Ron turns native North Carolina woods into beautiful family heirlooms, hummingbird houses, bowls, boxes, plate and platter, Christmas tree ornaments, ect…
He tries to never cut a living tree for turning but instead uses those destined for the fireplace or wood stove, the landfill or just left to rot on the forest floor. The wood that he turns comes primarily from dead trees being cleared from someone’s yard, trees cut for right of way, a development or by the power company, or simply left behind by a logger.
Leaving his items as natural as possible they may bear the effects of beetles, decay, fungus often including the bark, cracks and voids left by nature. Sometimes he embellishes the wood with pyrography or wood burning, texturing with special texturing spiraling tools and coloring with dyes or paint. Ron has turned everything from poison ivy to black walnut.
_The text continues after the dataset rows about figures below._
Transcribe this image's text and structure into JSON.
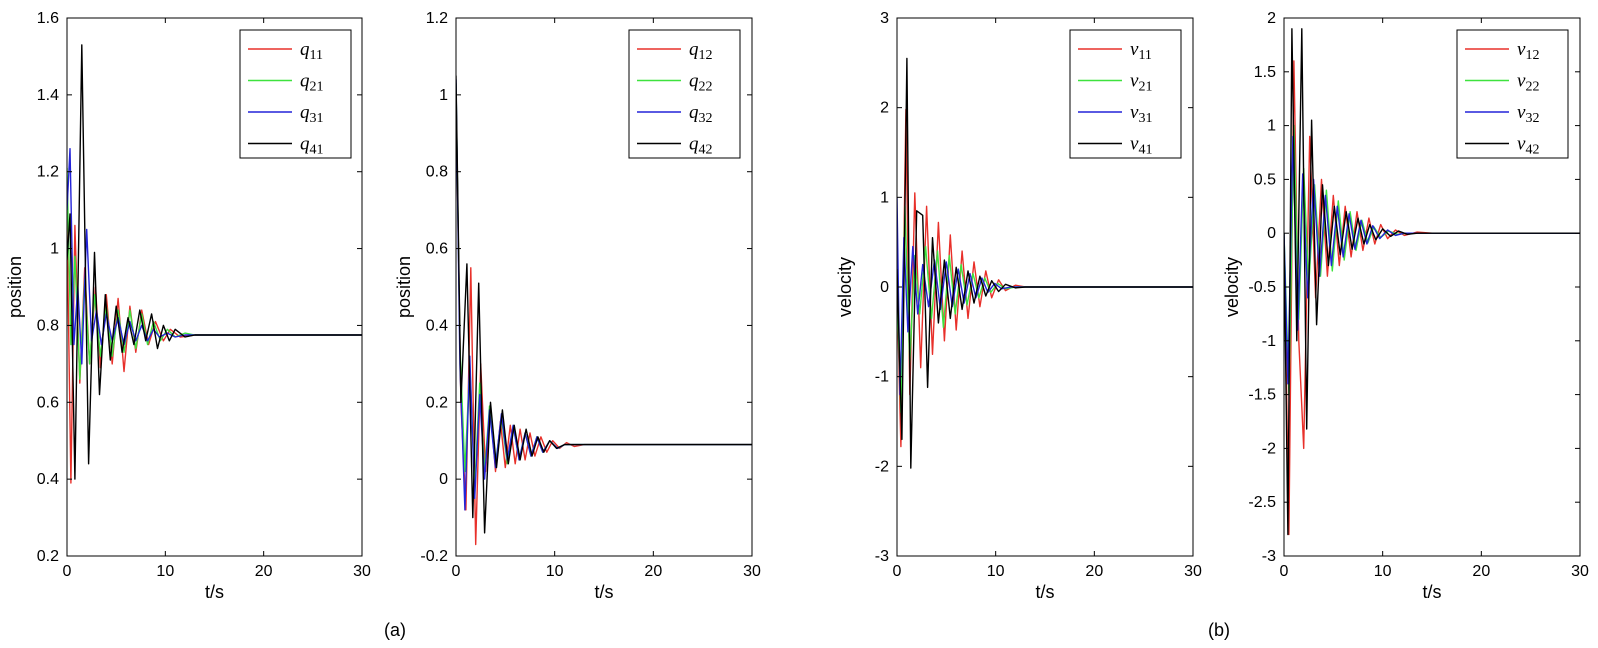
{
  "captions": [
    "(a)",
    "(b)"
  ],
  "colors": {
    "red": "#e8302a",
    "green": "#3ee23e",
    "blue": "#2424d8",
    "black": "#000000"
  },
  "chart_data": [
    {
      "type": "line",
      "xlabel": "t/s",
      "ylabel": "position",
      "xlim": [
        0,
        30
      ],
      "ylim": [
        0.2,
        1.6
      ],
      "xticks": [
        "0",
        "10",
        "20",
        "30"
      ],
      "yticks": [
        "0.2",
        "0.4",
        "0.6",
        "0.8",
        "1",
        "1.2",
        "1.4",
        "1.6"
      ],
      "legend_placement": "top-right",
      "series": [
        {
          "name": "q",
          "sub": "11",
          "color": "#e8302a",
          "x": [
            0,
            0.4,
            0.8,
            1.3,
            1.8,
            2.3,
            2.9,
            3.4,
            4.0,
            4.6,
            5.2,
            5.8,
            6.4,
            7.0,
            7.6,
            8.3,
            9.0,
            9.8,
            10.5,
            11.5,
            13,
            30
          ],
          "y": [
            1.08,
            0.39,
            1.06,
            0.65,
            0.95,
            0.7,
            0.9,
            0.69,
            0.88,
            0.7,
            0.87,
            0.68,
            0.85,
            0.73,
            0.84,
            0.75,
            0.81,
            0.76,
            0.79,
            0.77,
            0.775,
            0.775
          ]
        },
        {
          "name": "q",
          "sub": "21",
          "color": "#3ee23e",
          "x": [
            0,
            0.4,
            0.8,
            1.3,
            1.8,
            2.3,
            2.8,
            3.4,
            4.0,
            4.6,
            5.2,
            5.8,
            6.4,
            7.0,
            7.6,
            8.2,
            8.8,
            9.5,
            10.2,
            11,
            12,
            13,
            30
          ],
          "y": [
            1.21,
            0.75,
            0.98,
            0.66,
            0.92,
            0.7,
            0.88,
            0.72,
            0.85,
            0.72,
            0.84,
            0.73,
            0.84,
            0.74,
            0.83,
            0.75,
            0.81,
            0.76,
            0.79,
            0.77,
            0.78,
            0.775,
            0.775
          ]
        },
        {
          "name": "q",
          "sub": "31",
          "color": "#2424d8",
          "x": [
            0,
            0.3,
            0.7,
            1.1,
            1.5,
            2.0,
            2.5,
            3.0,
            3.5,
            4.0,
            4.6,
            5.2,
            5.8,
            6.4,
            7.0,
            7.6,
            8.2,
            8.8,
            9.4,
            10.2,
            11,
            12,
            30
          ],
          "y": [
            1.1,
            1.26,
            0.75,
            0.9,
            0.7,
            1.05,
            0.76,
            0.84,
            0.75,
            0.83,
            0.76,
            0.82,
            0.75,
            0.81,
            0.76,
            0.8,
            0.76,
            0.79,
            0.77,
            0.78,
            0.77,
            0.775,
            0.775
          ]
        },
        {
          "name": "q",
          "sub": "41",
          "color": "#000000",
          "x": [
            0,
            0.3,
            0.8,
            1.5,
            2.2,
            2.8,
            3.3,
            3.9,
            4.4,
            5.0,
            5.6,
            6.2,
            6.8,
            7.4,
            8.0,
            8.6,
            9.2,
            9.8,
            10.4,
            11,
            12,
            13,
            30
          ],
          "y": [
            0.97,
            1.09,
            0.4,
            1.53,
            0.44,
            0.99,
            0.62,
            0.88,
            0.71,
            0.85,
            0.73,
            0.82,
            0.75,
            0.84,
            0.76,
            0.83,
            0.74,
            0.8,
            0.76,
            0.79,
            0.77,
            0.775,
            0.775
          ]
        }
      ]
    },
    {
      "type": "line",
      "xlabel": "t/s",
      "ylabel": "position",
      "xlim": [
        0,
        30
      ],
      "ylim": [
        -0.2,
        1.2
      ],
      "xticks": [
        "0",
        "10",
        "20",
        "30"
      ],
      "yticks": [
        "-0.2",
        "0",
        "0.2",
        "0.4",
        "0.6",
        "0.8",
        "1",
        "1.2"
      ],
      "legend_placement": "top-right",
      "series": [
        {
          "name": "q",
          "sub": "12",
          "color": "#e8302a",
          "x": [
            0,
            0.5,
            1.0,
            1.5,
            2.0,
            2.5,
            3.0,
            3.5,
            4.0,
            4.5,
            5.0,
            5.5,
            6.0,
            6.5,
            7.0,
            7.5,
            8.0,
            8.6,
            9.2,
            9.8,
            10.5,
            11.2,
            12,
            13,
            30
          ],
          "y": [
            1.0,
            0.2,
            -0.08,
            0.55,
            -0.17,
            0.3,
            0.02,
            0.18,
            0.02,
            0.15,
            0.03,
            0.14,
            0.04,
            0.13,
            0.05,
            0.12,
            0.06,
            0.11,
            0.07,
            0.1,
            0.08,
            0.095,
            0.085,
            0.09,
            0.09
          ]
        },
        {
          "name": "q",
          "sub": "22",
          "color": "#3ee23e",
          "x": [
            0,
            0.4,
            0.9,
            1.4,
            1.9,
            2.4,
            2.9,
            3.4,
            4.0,
            4.6,
            5.2,
            5.8,
            6.4,
            7.0,
            7.6,
            8.2,
            8.8,
            9.5,
            10.3,
            11,
            12,
            30
          ],
          "y": [
            1.03,
            0.35,
            0.02,
            0.3,
            -0.02,
            0.25,
            0.02,
            0.19,
            0.04,
            0.16,
            0.04,
            0.14,
            0.05,
            0.12,
            0.06,
            0.11,
            0.07,
            0.1,
            0.08,
            0.09,
            0.09,
            0.09
          ]
        },
        {
          "name": "q",
          "sub": "32",
          "color": "#2424d8",
          "x": [
            0,
            0.4,
            0.9,
            1.4,
            1.9,
            2.4,
            2.9,
            3.4,
            4.0,
            4.6,
            5.2,
            5.8,
            6.4,
            7.0,
            7.6,
            8.2,
            8.8,
            9.5,
            10.3,
            11,
            12,
            30
          ],
          "y": [
            1.04,
            0.3,
            -0.08,
            0.32,
            -0.05,
            0.22,
            0.0,
            0.18,
            0.03,
            0.17,
            0.05,
            0.14,
            0.05,
            0.12,
            0.06,
            0.11,
            0.07,
            0.1,
            0.08,
            0.09,
            0.09,
            0.09
          ]
        },
        {
          "name": "q",
          "sub": "42",
          "color": "#000000",
          "x": [
            0,
            0.5,
            1.1,
            1.7,
            2.3,
            2.9,
            3.5,
            4.1,
            4.7,
            5.3,
            5.9,
            6.5,
            7.1,
            7.7,
            8.3,
            8.9,
            9.5,
            10.2,
            11,
            12,
            30
          ],
          "y": [
            1.05,
            0.2,
            0.56,
            -0.1,
            0.51,
            -0.14,
            0.2,
            0.03,
            0.18,
            0.04,
            0.14,
            0.05,
            0.13,
            0.06,
            0.11,
            0.07,
            0.1,
            0.08,
            0.09,
            0.09,
            0.09
          ]
        }
      ]
    },
    {
      "type": "line",
      "xlabel": "t/s",
      "ylabel": "velocity",
      "xlim": [
        0,
        30
      ],
      "ylim": [
        -3,
        3
      ],
      "xticks": [
        "0",
        "10",
        "20",
        "30"
      ],
      "yticks": [
        "-3",
        "-2",
        "-1",
        "0",
        "1",
        "2",
        "3"
      ],
      "legend_placement": "top-right",
      "series": [
        {
          "name": "v",
          "sub": "11",
          "color": "#e8302a",
          "x": [
            0,
            0.4,
            0.9,
            1.3,
            1.8,
            2.4,
            3.0,
            3.6,
            4.2,
            4.8,
            5.4,
            6.0,
            6.6,
            7.2,
            7.8,
            8.4,
            9.0,
            9.6,
            10.3,
            11,
            12,
            13,
            30
          ],
          "y": [
            0,
            -1.78,
            1.98,
            -1.2,
            1.05,
            -0.9,
            0.9,
            -0.75,
            0.72,
            -0.6,
            0.58,
            -0.48,
            0.4,
            -0.35,
            0.28,
            -0.22,
            0.18,
            -0.12,
            0.08,
            -0.04,
            0.02,
            0,
            0
          ]
        },
        {
          "name": "v",
          "sub": "21",
          "color": "#3ee23e",
          "x": [
            0,
            0.4,
            0.8,
            1.3,
            1.8,
            2.3,
            2.9,
            3.5,
            4.1,
            4.7,
            5.3,
            5.9,
            6.5,
            7.1,
            7.7,
            8.3,
            8.9,
            9.5,
            10.2,
            11,
            12,
            30
          ],
          "y": [
            0,
            -1.4,
            0.9,
            -0.85,
            0.35,
            -0.3,
            0.45,
            -0.35,
            0.4,
            -0.45,
            0.35,
            -0.3,
            0.25,
            -0.2,
            0.15,
            -0.12,
            0.1,
            -0.06,
            0.04,
            -0.02,
            0,
            0
          ]
        },
        {
          "name": "v",
          "sub": "31",
          "color": "#2424d8",
          "x": [
            0,
            0.3,
            0.7,
            1.1,
            1.6,
            2.1,
            2.6,
            3.2,
            3.8,
            4.4,
            5.0,
            5.6,
            6.2,
            6.8,
            7.4,
            8.0,
            8.6,
            9.2,
            9.9,
            10.6,
            11.5,
            30
          ],
          "y": [
            1.0,
            -1.2,
            0.55,
            -0.5,
            0.45,
            -0.3,
            0.25,
            -0.22,
            0.3,
            -0.25,
            0.28,
            -0.22,
            0.2,
            -0.18,
            0.15,
            -0.12,
            0.1,
            -0.06,
            0.04,
            -0.02,
            0,
            0
          ]
        },
        {
          "name": "v",
          "sub": "41",
          "color": "#000000",
          "x": [
            0,
            0.5,
            1.0,
            1.4,
            2.0,
            2.6,
            3.1,
            3.6,
            4.2,
            4.8,
            5.4,
            6.0,
            6.6,
            7.2,
            7.8,
            8.4,
            9.0,
            9.6,
            10.3,
            11,
            12,
            13,
            30
          ],
          "y": [
            0.2,
            -1.7,
            2.55,
            -2.02,
            0.85,
            0.8,
            -1.12,
            0.55,
            -0.4,
            0.3,
            -0.35,
            0.22,
            -0.25,
            0.18,
            -0.18,
            0.12,
            -0.1,
            0.07,
            -0.05,
            0.03,
            -0.01,
            0,
            0
          ]
        }
      ]
    },
    {
      "type": "line",
      "xlabel": "t/s",
      "ylabel": "velocity",
      "xlim": [
        0,
        30
      ],
      "ylim": [
        -3,
        2
      ],
      "xticks": [
        "0",
        "10",
        "20",
        "30"
      ],
      "yticks": [
        "-3",
        "-2.5",
        "-2",
        "-1.5",
        "-1",
        "-0.5",
        "0",
        "0.5",
        "1",
        "1.5",
        "2"
      ],
      "legend_placement": "top-right",
      "series": [
        {
          "name": "v",
          "sub": "12",
          "color": "#e8302a",
          "x": [
            0,
            0.5,
            1.0,
            1.5,
            2.0,
            2.6,
            3.2,
            3.8,
            4.4,
            5.0,
            5.6,
            6.2,
            6.8,
            7.4,
            8.0,
            8.6,
            9.2,
            9.8,
            10.5,
            11.3,
            12.2,
            13.5,
            15,
            30
          ],
          "y": [
            0,
            -2.8,
            1.6,
            -1.0,
            -2.0,
            0.9,
            -0.6,
            0.5,
            -0.4,
            0.35,
            -0.3,
            0.25,
            -0.22,
            0.2,
            -0.16,
            0.14,
            -0.1,
            0.08,
            -0.05,
            0.03,
            -0.02,
            0.01,
            0,
            0
          ]
        },
        {
          "name": "v",
          "sub": "22",
          "color": "#3ee23e",
          "x": [
            0,
            0.5,
            1.0,
            1.5,
            2.0,
            2.5,
            3.1,
            3.7,
            4.3,
            4.9,
            5.5,
            6.1,
            6.7,
            7.3,
            7.9,
            8.5,
            9.1,
            9.8,
            10.6,
            11.5,
            12.5,
            30
          ],
          "y": [
            0,
            -1.5,
            1.0,
            -0.8,
            0.6,
            -0.5,
            0.45,
            -0.4,
            0.4,
            -0.35,
            0.3,
            -0.25,
            0.2,
            -0.16,
            0.12,
            -0.09,
            0.06,
            -0.04,
            0.02,
            -0.01,
            0,
            0
          ]
        },
        {
          "name": "v",
          "sub": "32",
          "color": "#2424d8",
          "x": [
            0,
            0.4,
            0.9,
            1.4,
            1.9,
            2.4,
            3.0,
            3.6,
            4.2,
            4.8,
            5.4,
            6.0,
            6.6,
            7.2,
            7.8,
            8.4,
            9.0,
            9.7,
            10.5,
            11.3,
            12.2,
            30
          ],
          "y": [
            0,
            -1.4,
            0.9,
            -0.9,
            0.55,
            -0.6,
            0.5,
            -0.4,
            0.35,
            -0.3,
            0.25,
            -0.22,
            0.18,
            -0.15,
            0.12,
            -0.1,
            0.07,
            -0.05,
            0.03,
            -0.02,
            0,
            0
          ]
        },
        {
          "name": "v",
          "sub": "42",
          "color": "#000000",
          "x": [
            0,
            0.4,
            0.8,
            1.3,
            1.8,
            2.3,
            2.8,
            3.3,
            3.9,
            4.5,
            5.1,
            5.7,
            6.3,
            6.9,
            7.5,
            8.1,
            8.7,
            9.3,
            10.0,
            10.8,
            11.6,
            12.5,
            13.5,
            30
          ],
          "y": [
            0,
            -2.8,
            1.9,
            -1.0,
            1.9,
            -1.82,
            1.05,
            -0.85,
            0.45,
            -0.3,
            0.25,
            -0.2,
            0.2,
            -0.15,
            0.14,
            -0.1,
            0.08,
            -0.06,
            0.04,
            -0.03,
            0.02,
            -0.01,
            0,
            0
          ]
        }
      ]
    }
  ]
}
He tries to label each wood that he turns but sometimes it is just F.O.G. (found on the ground) wood.
His first instructor was Sid Oakley, a well-known potter in the Butner area but also an artist and wood worker. He has since studied at the John C. Campbell Folk School and at Arrowmont School of Arts and Crafts and is a member of the North Carolina Woodturners, Piedmont Triad Woodturners, the Carolina Mountain Woodturners and the National Association of Woodturners.
He has exhibited at several local exhibitions and the International Symposium of the National Association of Woodturners. When asked, “What your kind favorite of wood is to turn?” his reply is, “Something that grows on trees.”